Diğer taraftan ülkenin siyasi yapısı genel olarak aşiretlerin esnek bir uzlaşısına dayadığından, farklı güç merkezlerini temsil eden unsurların pasifize edilmesi, merkezi otorite ile toplumsal taban arasında boşlukların ve iletişim kopukluğunun doğmasına zemin hazırlayabilir. Bu şartlar altında, hali hazırda ‘Amerikan garantörlüğüne’ güçlü şekilde ihtiyaç duyan Kraliyet ailesinin ABD’ye daha da bağımlı hale gelmesi muhtemeldir. Özellikle izlenen yöntem, Riyad yönetimini kırılgan bir zemine sevk etme ve ABD hegemonyasını güçlendirme ihtimali taşımaktadır. Uluslaşamamış kabile sisteminin güçlü olduğu ülkelerde reformlar, belli bir toplumsal uzlaşıya dayanmadığı zaman iç politikada istikrarsızlık ve “siyasal bölünmüşlük” dış politikada ise, radikal eylemleri beraberinde getirmektedir.

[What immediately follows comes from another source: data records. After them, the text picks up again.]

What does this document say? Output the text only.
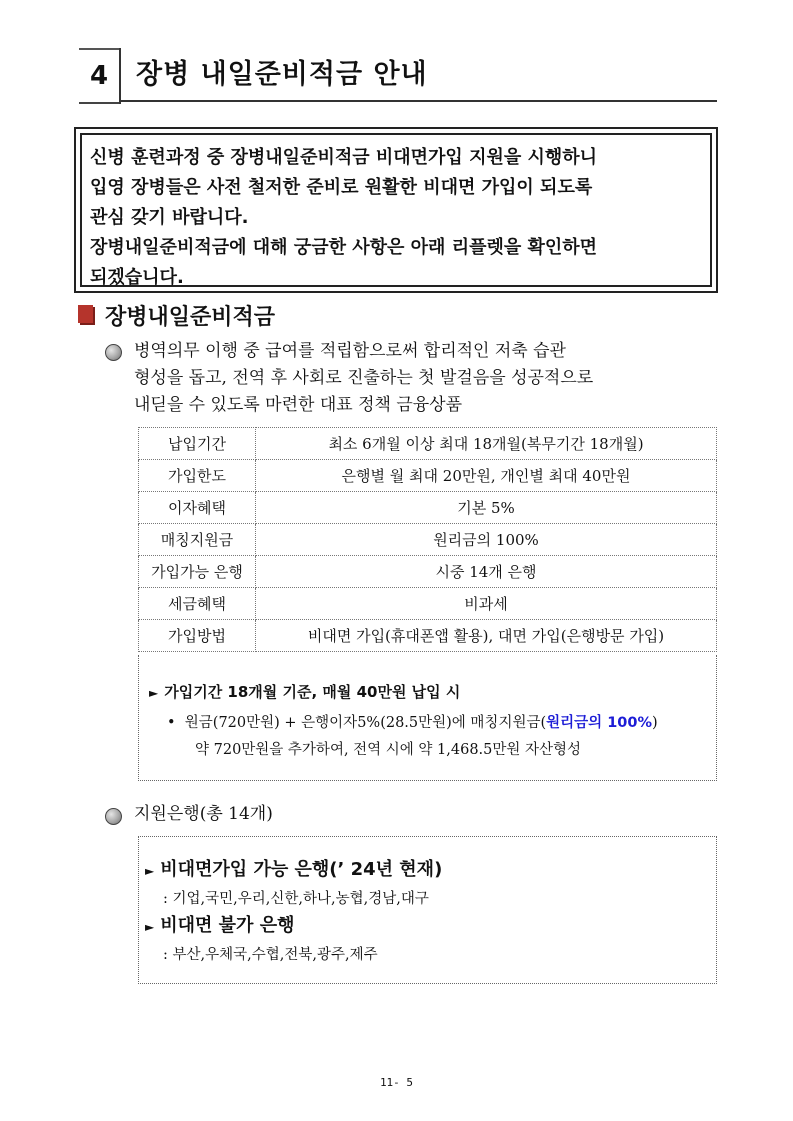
4	장병 내일준비적금 안내

신병 훈련과정 중 장병내일준비적금 비대면가입 지원을 시행하니

입영 장병들은 사전 철저한 준비로 원활한 비대면 가입이 되도록

관심 갖기 바랍니다.

장병내일준비적금에 대해 궁금한 사항은 아래 리플렛을 확인하면

되겠습니다.

장병내일준비적금
병역의무 이행 중 급여를 적립함으로써 합리적인 저축 습관
형성을 돕고, 전역 후 사회로 진출하는 첫 발걸음을 성공적으로
내딛을 수 있도록 마련한 대표 정책 금융상품
납입기간	최소 6개월 이상 최대 18개월(복무기간 18개월)
가입한도	은행별 월 최대 20만원, 개인별 최대 40만원
이자혜택	기본 5%
매칭지원금	원리금의 100%
가입가능 은행	시중 14개 은행
세금혜택	비과세
가입방법	비대면 가입(휴대폰앱 활용), 대면 가입(은행방문 가입)
► 가입기간 18개월 기준, 매월 40만원 납입 시
• 원금(720만원) + 은행이자5%(28.5만원)에 매칭지원금(원리금의 100%)
약 720만원을 추가하여, 전역 시에 약 1,468.5만원 자산형성
지원은행(총 14개)
► 비대면가입 가능 은행(’ 24년 현재)
: 기업,국민,우리,신한,하나,농협,경남,대구
► 비대면 불가 은행
: 부산,우체국,수협,전북,광주,제주
11- 5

S. Arabistan’ın yeni yol haritası, iç dengeleri ve ABD’nin ekonomik talepleri ile siyasi tahakkümünün boyutlarını ve doğuracağı sonuçları ihmal etmektedir. Trump yönetimi, S. Arabistan’da istikrasızlık zeminini güçlendirirken, ülkeyi de İran’a karşı ön cephede mücadeleye elverişli hale getirmeye yönelik planlarını hayata geçirmektedir.
Sonuç olarak her iki süreç de, İran ve Hizbullah’a karşı küresel sistemi harekete geçirme kapasitesi sınırlı Netanyahu ve kendi kamuoyuna karşı zaaf içinde olan Trump yönetiminin, S. Arabistan’ın İran öfkesinin ve Lübnan’ın hassas dengelerinin yaratacağı ‘rüzgârı’ arkasına alma çabası olarak değerlendirilebilir. Küresel ölçekte kabul edilmeyen tezleriyle ABD ve İsrail yönetimleri, İran ve Hizbullah konusunda kendileriyle ortak hareket etmeyi kabul etmeyen aktörleri, Riyad ve Beyrut’taki dengesizliklerin yaratabileceği yüksek risklerle yüzleşmeye zorlamaktadırlar.